I hate this Feeding Tube!!!

I made it through yesterday, somehow. Most of the day went by in a foggy, nauseated way. I don't know how much of it was real or not. I at least feel like I am in my brain today.

The feeding tube has been the biggest pain in the butt so far. Yesterday I was at the point of wanting to rip it out myself. Alex talked me off the edge and I started taking Amoxycillian. The doctor wanted me to have it on hand just in case it started to get infected. I don't know that it is infected but it feels much better after about 3 or 4 doses. I feel like I could handle the nausea better if I didn't have a physical tube actually coming through my stomach. It's just pretty disgusting all around. It makes me lose my appetite. Oh, well.

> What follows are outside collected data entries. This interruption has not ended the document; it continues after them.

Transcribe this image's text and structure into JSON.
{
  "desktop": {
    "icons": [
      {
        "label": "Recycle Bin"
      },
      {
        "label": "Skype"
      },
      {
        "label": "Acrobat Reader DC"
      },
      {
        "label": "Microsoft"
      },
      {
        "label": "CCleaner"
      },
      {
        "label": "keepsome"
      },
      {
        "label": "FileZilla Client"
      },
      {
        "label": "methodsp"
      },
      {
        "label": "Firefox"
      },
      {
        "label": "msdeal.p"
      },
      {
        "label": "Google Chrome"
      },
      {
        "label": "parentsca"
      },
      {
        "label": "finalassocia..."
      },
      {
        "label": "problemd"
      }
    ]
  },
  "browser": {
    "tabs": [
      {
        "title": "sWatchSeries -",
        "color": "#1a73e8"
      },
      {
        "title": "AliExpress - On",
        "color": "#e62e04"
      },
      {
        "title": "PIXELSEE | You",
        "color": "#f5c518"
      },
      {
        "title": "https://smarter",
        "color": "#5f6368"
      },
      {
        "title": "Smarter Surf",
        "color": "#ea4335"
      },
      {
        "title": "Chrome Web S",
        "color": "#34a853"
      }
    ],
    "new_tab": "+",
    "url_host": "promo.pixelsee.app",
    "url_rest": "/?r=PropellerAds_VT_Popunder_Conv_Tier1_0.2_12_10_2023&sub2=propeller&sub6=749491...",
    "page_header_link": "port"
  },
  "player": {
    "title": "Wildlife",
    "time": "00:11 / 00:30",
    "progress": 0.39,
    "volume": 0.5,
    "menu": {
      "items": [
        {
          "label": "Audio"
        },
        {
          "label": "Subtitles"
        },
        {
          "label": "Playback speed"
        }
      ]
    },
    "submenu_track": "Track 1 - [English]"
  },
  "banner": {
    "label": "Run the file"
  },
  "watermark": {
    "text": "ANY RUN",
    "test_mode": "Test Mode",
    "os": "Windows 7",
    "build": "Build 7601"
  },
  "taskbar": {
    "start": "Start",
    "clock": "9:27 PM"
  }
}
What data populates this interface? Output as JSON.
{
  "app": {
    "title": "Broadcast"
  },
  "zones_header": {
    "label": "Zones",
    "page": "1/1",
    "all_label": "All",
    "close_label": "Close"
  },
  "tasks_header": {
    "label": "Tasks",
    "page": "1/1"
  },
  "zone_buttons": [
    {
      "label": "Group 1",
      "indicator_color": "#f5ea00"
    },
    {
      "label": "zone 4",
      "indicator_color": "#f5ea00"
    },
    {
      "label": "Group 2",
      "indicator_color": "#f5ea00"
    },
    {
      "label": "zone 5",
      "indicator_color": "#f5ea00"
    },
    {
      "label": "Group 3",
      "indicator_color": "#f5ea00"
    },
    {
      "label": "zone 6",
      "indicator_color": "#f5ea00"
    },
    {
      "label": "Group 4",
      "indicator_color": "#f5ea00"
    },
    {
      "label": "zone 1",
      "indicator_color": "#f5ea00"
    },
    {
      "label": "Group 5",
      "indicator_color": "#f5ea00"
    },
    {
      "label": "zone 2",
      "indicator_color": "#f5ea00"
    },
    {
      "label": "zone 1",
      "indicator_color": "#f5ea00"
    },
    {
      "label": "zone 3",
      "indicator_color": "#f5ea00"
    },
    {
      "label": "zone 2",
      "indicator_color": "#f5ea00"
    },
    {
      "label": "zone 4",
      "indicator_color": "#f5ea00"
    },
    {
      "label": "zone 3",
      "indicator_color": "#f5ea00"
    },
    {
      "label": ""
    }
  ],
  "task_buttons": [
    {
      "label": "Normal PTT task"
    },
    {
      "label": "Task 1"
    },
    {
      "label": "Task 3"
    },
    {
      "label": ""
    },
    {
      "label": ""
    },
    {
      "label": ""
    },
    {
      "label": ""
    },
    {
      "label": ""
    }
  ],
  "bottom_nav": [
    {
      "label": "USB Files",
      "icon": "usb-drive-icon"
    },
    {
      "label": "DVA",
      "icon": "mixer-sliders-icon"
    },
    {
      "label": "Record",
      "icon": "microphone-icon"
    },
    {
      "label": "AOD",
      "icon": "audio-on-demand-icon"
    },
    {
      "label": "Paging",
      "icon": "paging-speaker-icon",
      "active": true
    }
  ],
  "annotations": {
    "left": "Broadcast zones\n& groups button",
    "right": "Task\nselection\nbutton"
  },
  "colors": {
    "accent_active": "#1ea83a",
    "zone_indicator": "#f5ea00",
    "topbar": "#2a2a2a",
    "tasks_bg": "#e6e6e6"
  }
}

I am so grateful for all the support everyone is giving me through this. I know we are just getting started with all the treatments and needing to ask for help but I am overwhelmed by every one's generosity all ready. Yvonne heard of a website to help get people together on stuff like this to help manage all the help. So we don't have 3 dinners showing up in one night and then none for a week. Part of what is weird is my taste keep changing. I know it's due to the radiation right ON my tongue. But it's odd that it can change within an hour. Like I was drinking a fresh bottle of water, and could have sworn it was Gatorade. Yesterday, sweet tea tasted like heaven and now it is bitter. Odd.

I think I need to go back and re-read the beginning of my blog. It started out as a therapy for dealing with Amy's strokes and the possibility I could lose her. Never did I think in 2 years, that it would be flipped on me, writing as therapy of facing my own mortality. I know I'm going to beat this. I feel it all the way as deep as I can feel it. But at the same time, you can't face something like this square on if you don't face all the scary possibilities of what might come.

Oh, by the way. Did I mention I hate this feeding tube?